Department of Physics, Beijing Normal University, Beijing 100875, People's Republic of China.
Phys Rev E. 2019 Nov;100(5-1):052149. doi: 10.1103/PhysRevE.100.052149.
The generalized Einstein relation (GER) for nonergodic processes is investigated within the framework of the generalized Langevin equation. The conditions for anomalous relaxation such as long-tail decay and non-vanishing velocity autocorrelation function (VAF) are proposed and distinguished.
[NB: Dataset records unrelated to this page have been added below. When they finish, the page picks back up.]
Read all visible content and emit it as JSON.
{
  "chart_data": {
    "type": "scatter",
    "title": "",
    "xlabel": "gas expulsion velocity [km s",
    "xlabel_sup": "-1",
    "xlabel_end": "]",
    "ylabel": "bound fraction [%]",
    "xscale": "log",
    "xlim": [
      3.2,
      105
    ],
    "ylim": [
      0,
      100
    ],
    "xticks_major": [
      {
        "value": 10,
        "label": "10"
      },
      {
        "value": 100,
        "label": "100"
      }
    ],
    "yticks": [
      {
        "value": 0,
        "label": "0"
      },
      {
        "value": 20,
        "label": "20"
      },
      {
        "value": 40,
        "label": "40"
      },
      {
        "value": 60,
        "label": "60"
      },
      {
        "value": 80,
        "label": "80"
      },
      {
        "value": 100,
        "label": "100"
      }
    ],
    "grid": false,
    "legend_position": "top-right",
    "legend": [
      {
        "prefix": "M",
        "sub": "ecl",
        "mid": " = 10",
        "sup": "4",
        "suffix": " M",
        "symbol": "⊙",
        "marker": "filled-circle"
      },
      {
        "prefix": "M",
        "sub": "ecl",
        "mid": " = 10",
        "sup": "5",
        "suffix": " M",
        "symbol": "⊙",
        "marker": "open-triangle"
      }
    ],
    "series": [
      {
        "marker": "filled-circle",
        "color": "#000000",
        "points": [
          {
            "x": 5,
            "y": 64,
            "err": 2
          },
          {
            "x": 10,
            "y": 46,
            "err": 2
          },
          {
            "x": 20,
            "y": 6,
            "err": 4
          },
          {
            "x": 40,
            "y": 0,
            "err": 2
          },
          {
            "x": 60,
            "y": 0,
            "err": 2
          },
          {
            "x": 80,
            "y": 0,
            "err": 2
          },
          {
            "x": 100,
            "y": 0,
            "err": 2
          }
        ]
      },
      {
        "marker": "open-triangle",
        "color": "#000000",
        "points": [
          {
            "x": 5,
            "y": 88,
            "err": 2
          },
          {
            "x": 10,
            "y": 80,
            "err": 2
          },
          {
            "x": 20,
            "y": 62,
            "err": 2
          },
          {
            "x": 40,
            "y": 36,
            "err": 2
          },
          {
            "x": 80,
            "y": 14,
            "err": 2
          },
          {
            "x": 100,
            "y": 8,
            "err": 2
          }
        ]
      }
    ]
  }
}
For the stationary nonergodic process, if the initial preparation of the particle velocity is non-thermal, an asymptotic GER occurs in a departure from the usual result. It is shown that the GER holding is a necessary condition rather than a full condition for the system being close to equilibrium. For the nonergodic process of the second type due to cutoff of high frequencies, the VAF oscillates with time, the GER holds but the equilibrium fails in the long-time limit. Applications to some practical examples confirm the present theoretical findings.
本文在广义朗之万方程的框架下研究了非遍历过程的广义爱因斯坦关系(GER)。提出并区分了反常弛豫的条件,如长尾衰减和非零速度自相关函数(VAF)。对于稳定的非遍历过程,如果粒子速度的初始制备是非热的,则会出现偏离通常结果的渐近 GER。结果表明,GER 的成立是系统接近平衡的必要条件,而不是充分条件。对于由于高频截止引起的第二类非遍历过程,VAF 随时间振荡,GER 成立,但在长时间极限下平衡失效。对一些实际例子的应用证实了本文的理论结果。